Questions: Jordan Curve Theorem (Homological Proof)
4 questions to test your understanding
Score: 0 / 4
Question 1 Multiple Choice
The Jordan curve theorem seems obvious. Why is a rigorous proof difficult?
ABecause continuous curves can be arbitrarily pathological — space-filling curves, curves with positive area, wildly oscillating curves — and the theorem must hold for all of them
BBecause the theorem is actually false for some curves
CBecause the plane has complicated topology
DBecause the definition of 'inside' is ambiguous
The difficulty lies in the generality of 'continuous simple closed curve.' Such curves can be extremely wild: they can have infinite length, positive Lebesgue measure (the Osgood curve), or oscillate infinitely often at every scale (like space-filling curves, though space-filling curves are not injective so they are not simple). The theorem must handle ALL continuous injections of S^1 into R^2, including those that defy geometric intuition. For smooth or polygonal curves, the theorem is much easier. The homological proof handles all cases uniformly because homology is defined for arbitrary continuous maps.
Question 2 True / False
The generalization to higher dimensions (Jordan-Brouwer separation theorem) states: any embedding of S^{n-1} in S^n separates S^n into exactly two components.
TTrue
FFalse
Answer: True
This is the natural higher-dimensional generalization. An embedded (n-1)-sphere in S^n divides S^n into two open connected components whose common boundary is the embedded sphere. The homological proof generalizes cleanly: using the Mayer-Vietoris sequence on the decomposition S^n = U ∪ V where U is the complement of a closed disk neighborhood and V is a neighborhood of the embedded sphere, one computes H_0(S^n \ S^{n-1}) and shows it has rank 2 (two connected components). The proof uses Alexander duality in its most general form.
Question 3 Multiple Choice
The homological proof of the Jordan curve theorem uses Alexander duality. What does Alexander duality say in this context?
AH_k(S^n \ K) ≅ H̃^{n-k-1}(K) for any compact subspace K ⊂ S^n
BThe fundamental group of the complement equals the homology of the curve
CThe curve and its complement have the same Euler characteristic
DEvery closed curve in S^2 is homologous to zero
Alexander duality states H_k(S^n \ K) ≅ H̃^{n-k-1}(K) (reduced Cech cohomology). For the Jordan curve theorem: K = C ≅ S^1 embedded in S^2. Then H_0(S^2 \ C) ≅ H̃^0(S^1) ≅ Z. Since H_0 counts connected components minus one (in reduced form), H̃_0(S^2 \ C) ≅ Z means there are exactly 2 components.

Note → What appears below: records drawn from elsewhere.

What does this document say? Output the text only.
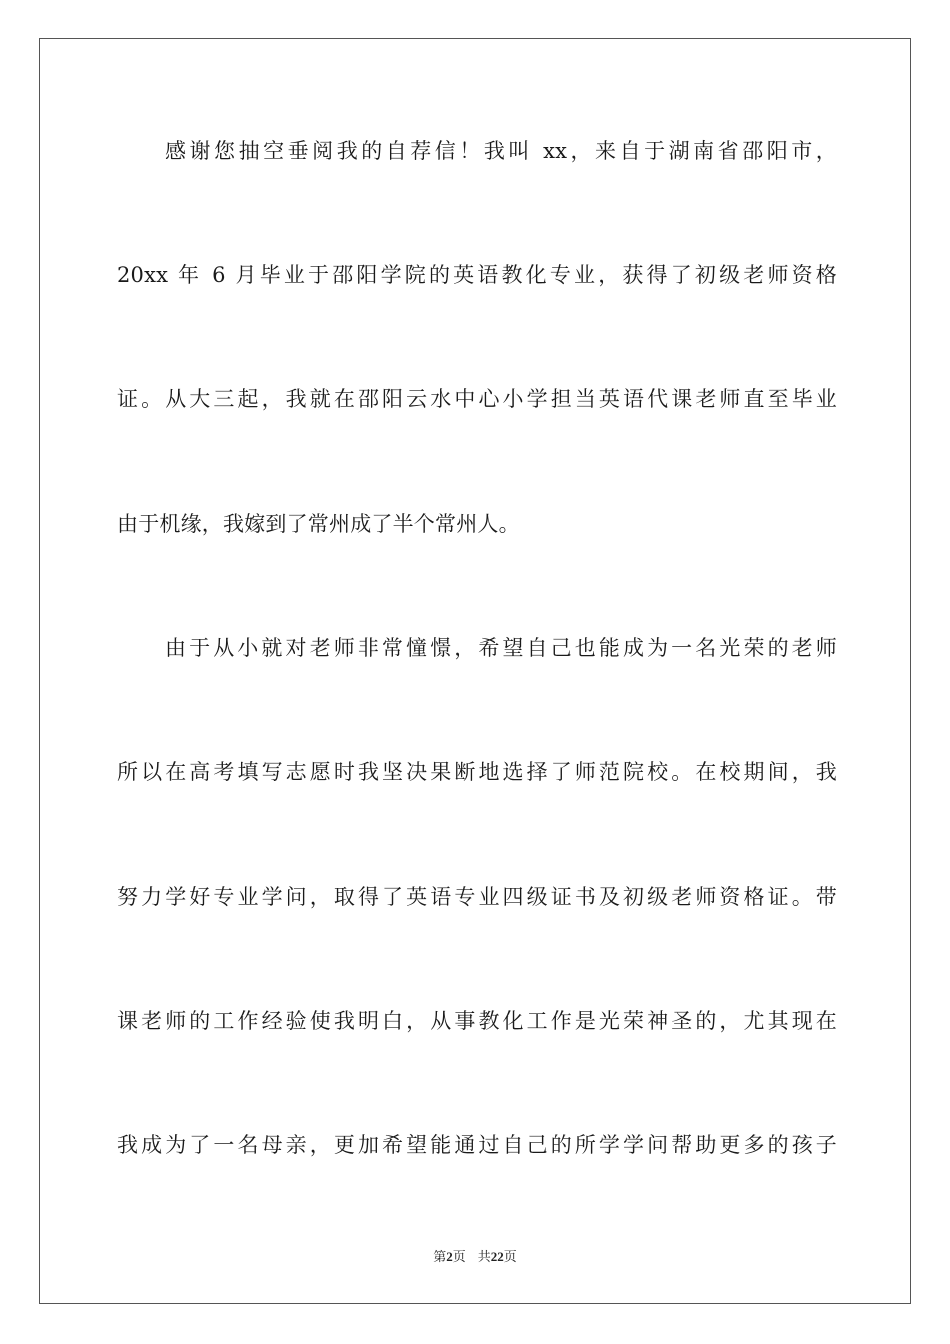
感谢您抽空垂阅我的自荐信！我叫 xx，来自于湖南省邵阳市，
20xx 年 6 月毕业于邵阳学院的英语教化专业，获得了初级老师资格
证。从大三起，我就在邵阳云水中心小学担当英语代课老师直至毕业
由于机缘，我嫁到了常州成了半个常州人。
由于从小就对老师非常憧憬，希望自己也能成为一名光荣的老师
所以在高考填写志愿时我坚决果断地选择了师范院校。在校期间，我
努力学好专业学问，取得了英语专业四级证书及初级老师资格证。带
课老师的工作经验使我明白，从事教化工作是光荣神圣的，尤其现在
我成为了一名母亲，更加希望能通过自己的所学学问帮助更多的孩子
第2页 共22页
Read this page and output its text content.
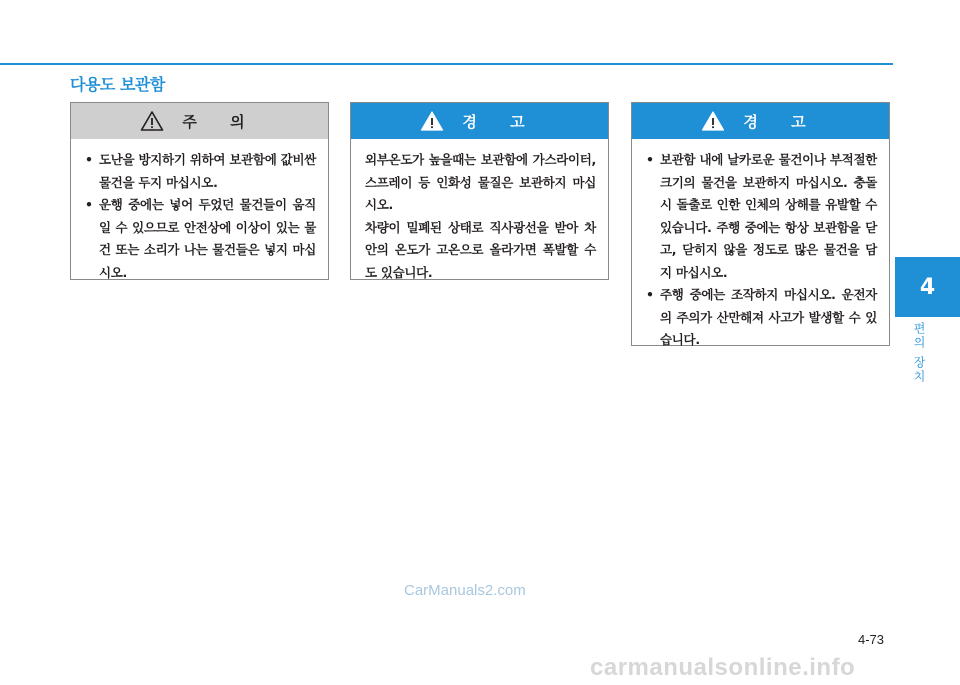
다용도 보관함
주 의
• 도난을 방지하기 위하여 보관함에 값비싼 물건을 두지 마십시오.
• 운행 중에는 넣어 두었던 물건들이 움직일 수 있으므로 안전상에 이상이 있는 물건 또는 소리가 나는 물건들은 넣지 마십시오.
경 고

외부온도가 높을때는 보관함에 가스라이터, 스프레이 등 인화성 물질은 보관하지 마십시오.

차량이 밀폐된 상태로 직사광선을 받아 차 안의 온도가 고온으로 올라가면 폭발할 수 도 있습니다.

경 고
• 보관함 내에 날카로운 물건이나 부적절한 크기의 물건을 보관하지 마십시오. 충돌시 돌출로 인한 인체의 상해를 유발할 수 있습니다. 주행 중에는 항상 보관함을 닫고, 닫히지 않을 정도로 많은 물건을 담지 마십시오.
• 주행 중에는 조작하지 마십시오. 운전자의 주의가 산만해져 사고가 발생할 수 있습니다.
4
편의 장치
CarManuals2.com
4-73
carmanualsonline.info
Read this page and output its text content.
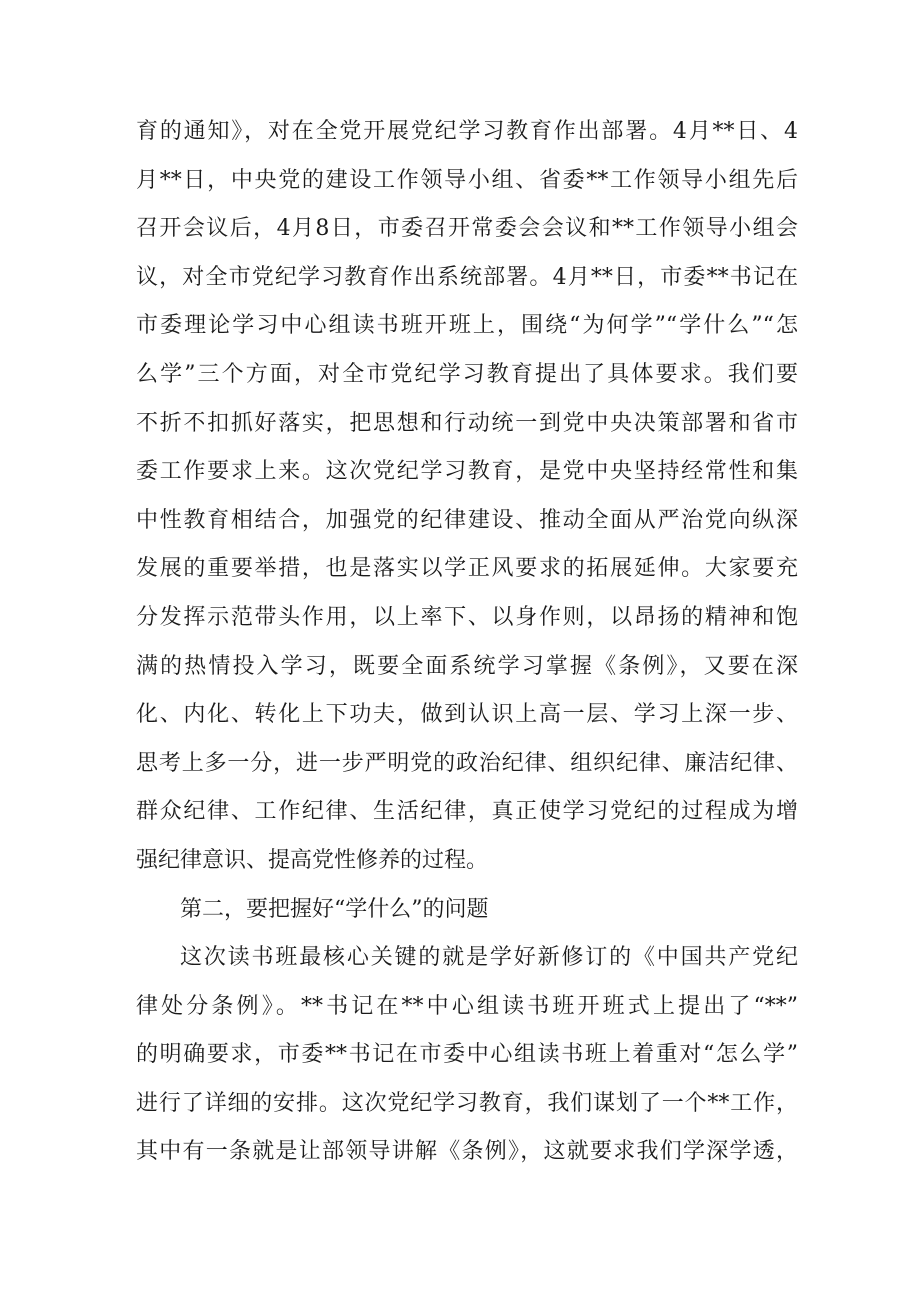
育的通知》，对在全党开展党纪学习教育作出部署。4月**日、4
月**日，中央党的建设工作领导小组、省委**工作领导小组先后
召开会议后，4月8日，市委召开常委会会议和**工作领导小组会
议，对全市党纪学习教育作出系统部署。4月**日，市委**书记在
市委理论学习中心组读书班开班上，围绕“为何学”“学什么”“怎
么学”三个方面，对全市党纪学习教育提出了具体要求。我们要
不折不扣抓好落实，把思想和行动统一到党中央决策部署和省市
委工作要求上来。这次党纪学习教育，是党中央坚持经常性和集
中性教育相结合，加强党的纪律建设、推动全面从严治党向纵深
发展的重要举措，也是落实以学正风要求的拓展延伸。大家要充
分发挥示范带头作用，以上率下、以身作则，以昂扬的精神和饱
满的热情投入学习，既要全面系统学习掌握《条例》，又要在深
化、内化、转化上下功夫，做到认识上高一层、学习上深一步、
思考上多一分，进一步严明党的政治纪律、组织纪律、廉洁纪律、
群众纪律、工作纪律、生活纪律，真正使学习党纪的过程成为增
强纪律意识、提高党性修养的过程。
第二，要把握好“学什么”的问题
这次读书班最核心关键的就是学好新修订的《中国共产党纪
律处分条例》。**书记在**中心组读书班开班式上提出了“**”
的明确要求，市委**书记在市委中心组读书班上着重对“怎么学”
进行了详细的安排。这次党纪学习教育，我们谋划了一个**工作，
其中有一条就是让部领导讲解《条例》，这就要求我们学深学透，
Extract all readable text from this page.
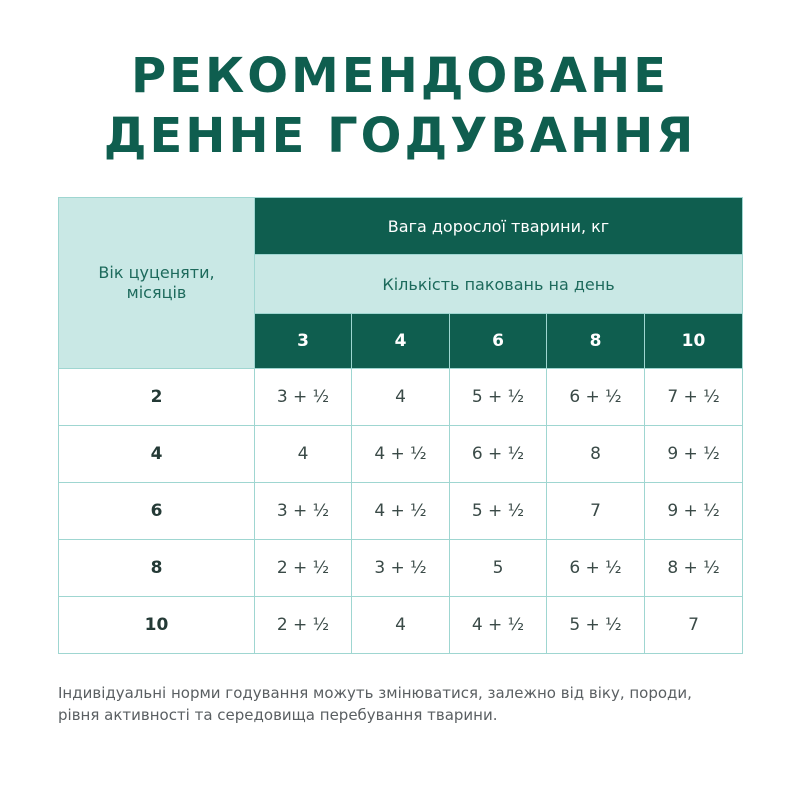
РЕКОМЕНДОВАНЕ
ДЕННЕ ГОДУВАННЯ
Вік цуценяти,
місяців	Вага дорослої тварини, кг				
	Кількість паковань на день				
	3	4	6	8	10
2	3 + ½	4	5 + ½	6 + ½	7 + ½
4	4	4 + ½	6 + ½	8	9 + ½
6	3 + ½	4 + ½	5 + ½	7	9 + ½
8	2 + ½	3 + ½	5	6 + ½	8 + ½
10	2 + ½	4	4 + ½	5 + ½	7
Індивідуальні норми годування можуть змінюватися, залежно від віку, породи,
рівня активності та середовища перебування тварини.
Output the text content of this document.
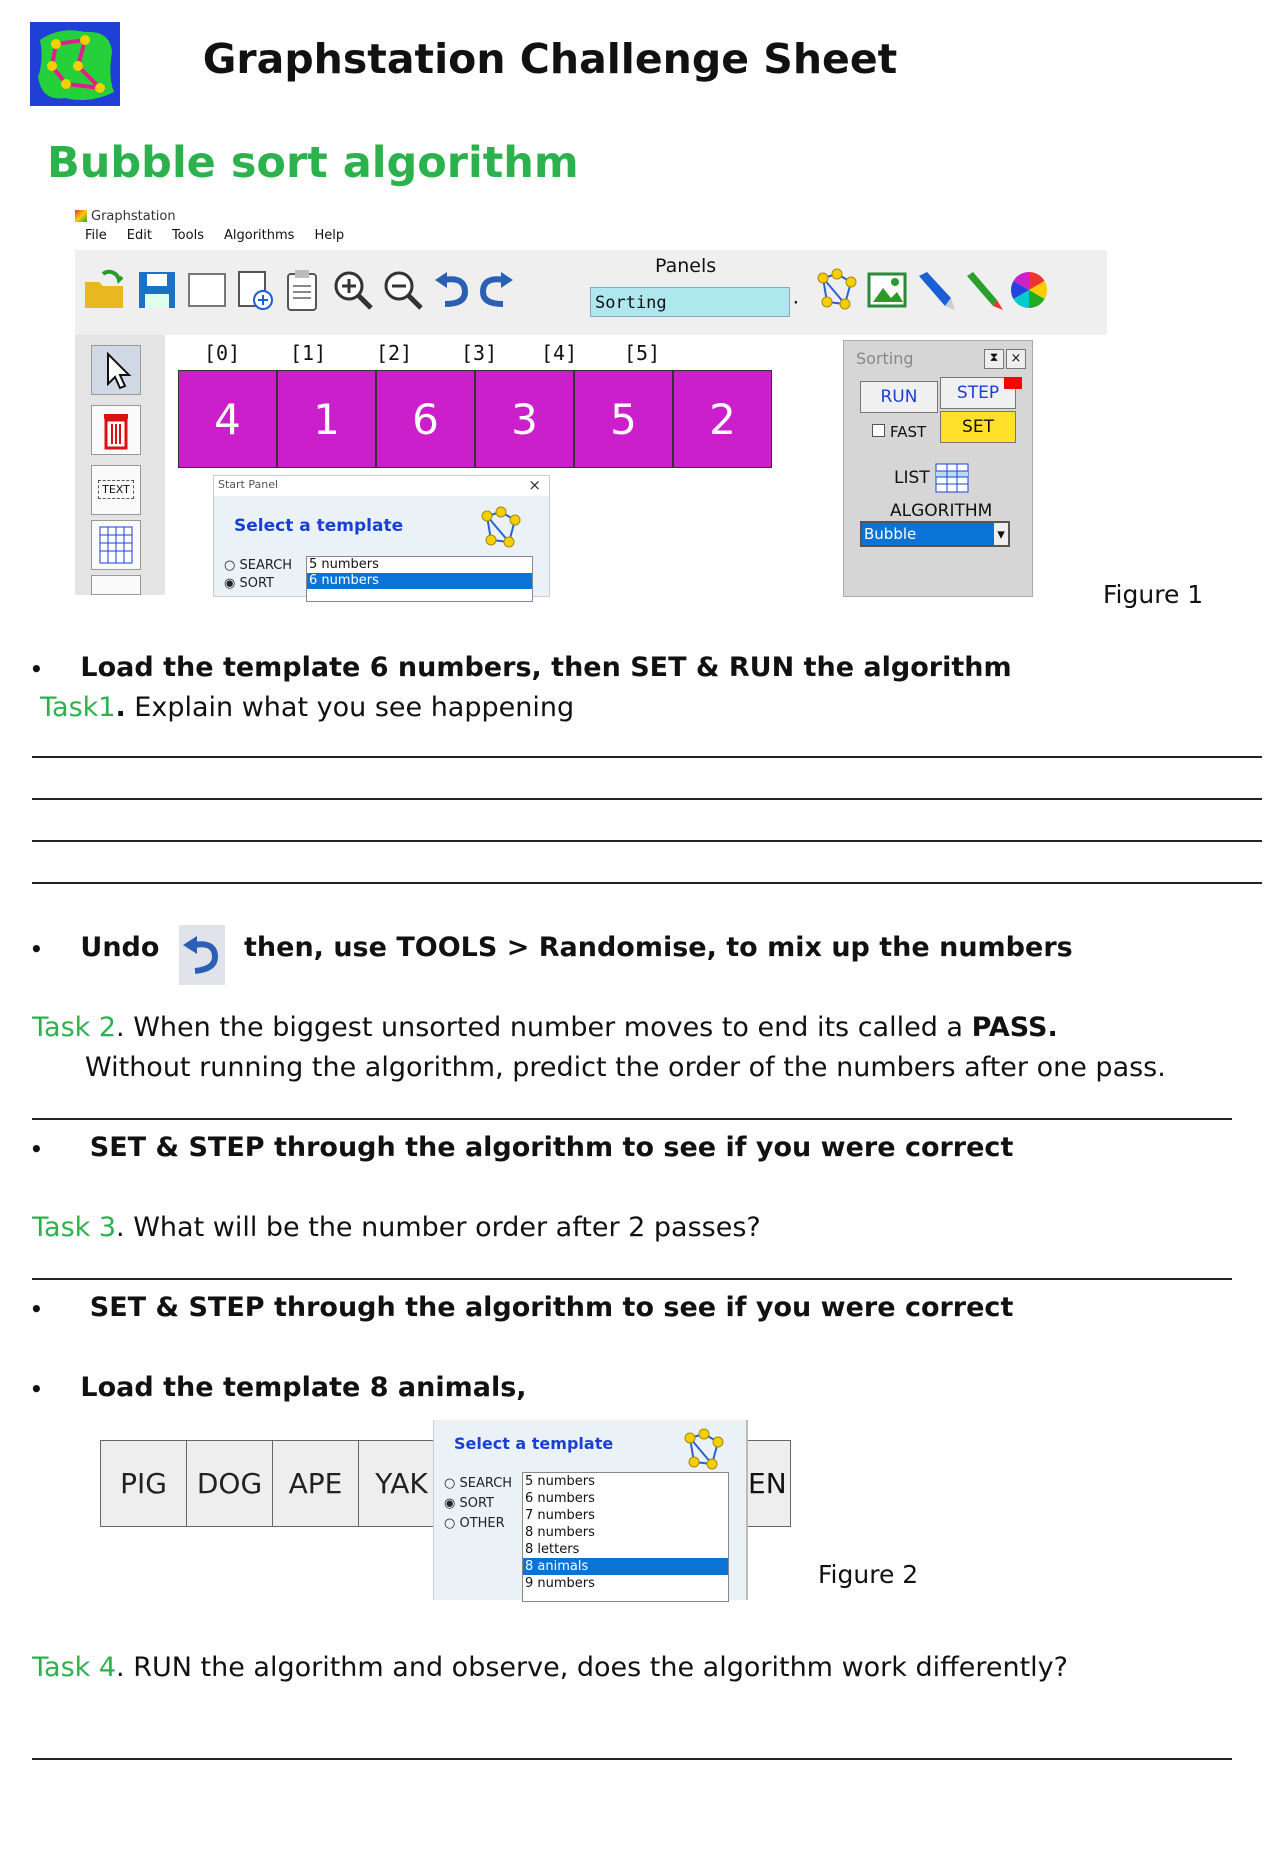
Graphstation Challenge Sheet
Bubble sort algorithm
Graphstation
File Edit Tools Algorithms Help
Panels
Sorting ·
TEXT
[0] [1] [2] [3] [4] [5]
4	1	6	3	5	2
Start Panel	×
Select a template
○ SEARCH
◉ SORT
5 numbers
6 numbers
Sorting	⧗ ×
RUN	STEP
SET
FAST
LIST
ALGORITHM
Bubble ▾
Figure 1
• Load the template 6 numbers, then SET & RUN the algorithm
Task1. Explain what you see happening
• Undo	then, use TOOLS > Randomise, to mix up the numbers
Task 2. When the biggest unsorted number moves to end its called a PASS.
Without running the algorithm, predict the order of the numbers after one pass.
• SET & STEP through the algorithm to see if you were correct
Task 3. What will be the number order after 2 passes?
• SET & STEP through the algorithm to see if you were correct
• Load the template 8 animals,
PIG	DOG APE	YAK	EN
Select a template
○ SEARCH
◉ SORT
○ OTHER
5 numbers
6 numbers
7 numbers
8 numbers
8 letters
8 animals
9 numbers	Figure 2
Task 4. RUN the algorithm and observe, does the algorithm work differently?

Alexander duality reduces the 'separation' question (about the complement) to a cohomology computation of the embedded object itself.
Question 4 Short Answer
A figure-eight (two circles touching at a point) in the plane divides the plane into three regions. Explain why this does not contradict the Jordan curve theorem.
Think about your answer, then reveal below.
Model answer: The Jordan curve theorem applies only to SIMPLE closed curves — continuous injections of S^1 into R^2. A figure-eight is not a simple closed curve: it is the image of a curve that passes through the intersection point twice, so the parametrizing map S^1 → R^2 is not injective at that point. The figure-eight is instead the image of a continuous map that is not an embedding. The theorem makes no claim about non-simple curves, and indeed a non-simple curve can divide the plane into any number of regions.
This is a common source of confusion. The power of the Jordan curve theorem lies in its universality for simple curves — it applies even to incredibly pathological continuous injections. But the simplicity (injectivity) condition is essential. Without it, curves can self-intersect and create arbitrarily many regions.